Québec ne profitera pas de la COP15 pour annoncer de nouvelles mesures de protection de l’emblématique caribou, dont le déclin se poursuit inexorablement malgré sa désignation comme espèce vulnérable, en 2005.

« On doit prendre le temps de bien faire les choses », plaide le ministre Benoit Charette, qui garde le cap sur l’échéancier de juin 2023 pour annoncer la nouvelle stratégie de rétablissement de l’espèce.

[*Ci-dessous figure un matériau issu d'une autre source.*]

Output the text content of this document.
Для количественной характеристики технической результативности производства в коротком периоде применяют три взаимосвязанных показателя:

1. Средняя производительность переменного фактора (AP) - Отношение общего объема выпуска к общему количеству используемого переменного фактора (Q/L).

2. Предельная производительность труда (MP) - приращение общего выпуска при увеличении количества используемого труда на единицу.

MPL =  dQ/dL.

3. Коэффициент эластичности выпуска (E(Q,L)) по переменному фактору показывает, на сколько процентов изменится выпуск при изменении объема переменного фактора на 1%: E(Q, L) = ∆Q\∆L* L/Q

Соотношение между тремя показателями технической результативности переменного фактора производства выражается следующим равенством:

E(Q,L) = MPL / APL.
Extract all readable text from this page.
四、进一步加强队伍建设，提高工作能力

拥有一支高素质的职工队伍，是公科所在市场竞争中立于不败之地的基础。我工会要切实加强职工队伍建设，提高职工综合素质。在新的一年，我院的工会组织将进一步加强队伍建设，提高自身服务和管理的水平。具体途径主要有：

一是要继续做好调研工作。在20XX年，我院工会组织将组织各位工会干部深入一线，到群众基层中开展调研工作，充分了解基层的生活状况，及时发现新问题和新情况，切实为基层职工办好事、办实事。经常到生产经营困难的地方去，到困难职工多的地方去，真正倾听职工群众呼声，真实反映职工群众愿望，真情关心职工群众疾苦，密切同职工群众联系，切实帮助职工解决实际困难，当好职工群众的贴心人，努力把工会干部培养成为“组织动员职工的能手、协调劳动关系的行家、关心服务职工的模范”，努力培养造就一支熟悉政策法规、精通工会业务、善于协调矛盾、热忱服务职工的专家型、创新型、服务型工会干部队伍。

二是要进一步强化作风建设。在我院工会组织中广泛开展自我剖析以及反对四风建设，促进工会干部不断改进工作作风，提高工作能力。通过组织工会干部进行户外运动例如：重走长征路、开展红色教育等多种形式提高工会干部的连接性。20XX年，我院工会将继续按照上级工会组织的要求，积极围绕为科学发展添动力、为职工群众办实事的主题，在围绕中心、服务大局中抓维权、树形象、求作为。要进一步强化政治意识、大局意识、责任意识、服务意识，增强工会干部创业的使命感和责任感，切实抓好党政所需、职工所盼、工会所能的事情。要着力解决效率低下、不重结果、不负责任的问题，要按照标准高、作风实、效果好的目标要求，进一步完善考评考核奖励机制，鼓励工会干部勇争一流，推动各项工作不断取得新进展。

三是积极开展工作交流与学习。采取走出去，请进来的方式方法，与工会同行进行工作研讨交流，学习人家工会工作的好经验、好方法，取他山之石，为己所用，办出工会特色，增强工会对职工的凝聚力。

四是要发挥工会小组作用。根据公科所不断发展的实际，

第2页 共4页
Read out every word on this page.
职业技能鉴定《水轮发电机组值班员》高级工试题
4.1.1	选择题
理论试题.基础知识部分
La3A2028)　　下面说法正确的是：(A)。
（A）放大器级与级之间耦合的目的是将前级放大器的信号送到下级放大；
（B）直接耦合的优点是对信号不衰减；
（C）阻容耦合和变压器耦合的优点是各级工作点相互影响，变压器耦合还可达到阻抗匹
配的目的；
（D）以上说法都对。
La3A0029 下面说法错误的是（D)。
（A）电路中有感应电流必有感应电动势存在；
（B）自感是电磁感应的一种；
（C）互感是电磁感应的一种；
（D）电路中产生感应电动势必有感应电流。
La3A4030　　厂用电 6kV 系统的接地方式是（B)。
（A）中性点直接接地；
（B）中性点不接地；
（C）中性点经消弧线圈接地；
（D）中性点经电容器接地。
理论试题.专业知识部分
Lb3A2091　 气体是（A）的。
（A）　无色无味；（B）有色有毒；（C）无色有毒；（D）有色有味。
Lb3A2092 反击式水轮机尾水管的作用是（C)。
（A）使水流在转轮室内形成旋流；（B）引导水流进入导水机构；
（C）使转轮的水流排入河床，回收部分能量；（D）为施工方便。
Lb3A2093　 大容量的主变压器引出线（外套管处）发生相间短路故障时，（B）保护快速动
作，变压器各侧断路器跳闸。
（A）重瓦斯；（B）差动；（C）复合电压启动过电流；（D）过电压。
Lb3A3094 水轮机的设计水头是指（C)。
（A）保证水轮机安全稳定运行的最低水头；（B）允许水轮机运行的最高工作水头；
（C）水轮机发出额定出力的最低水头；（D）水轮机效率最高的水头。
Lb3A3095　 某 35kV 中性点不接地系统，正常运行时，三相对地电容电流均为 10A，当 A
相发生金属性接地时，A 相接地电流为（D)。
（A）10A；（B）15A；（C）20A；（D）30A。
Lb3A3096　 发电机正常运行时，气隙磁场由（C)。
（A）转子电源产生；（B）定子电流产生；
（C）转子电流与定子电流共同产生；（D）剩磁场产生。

La Commission indépendante sur les caribous forestiers et montagnards, mise sur pied par son propre gouvernement, recommandait pourtant dans son rapport déposé en août de ne pas attendre la mise en œuvre de cette stratégie pour « implanter les mesures administratives de protection déjà connues », suggérant notamment la protection des grands massifs de forêts matures qui constituent l’habitat du caribou.

Lisez « “Il y a urgence d’agir”, dit le rapport de la Commission indépendante »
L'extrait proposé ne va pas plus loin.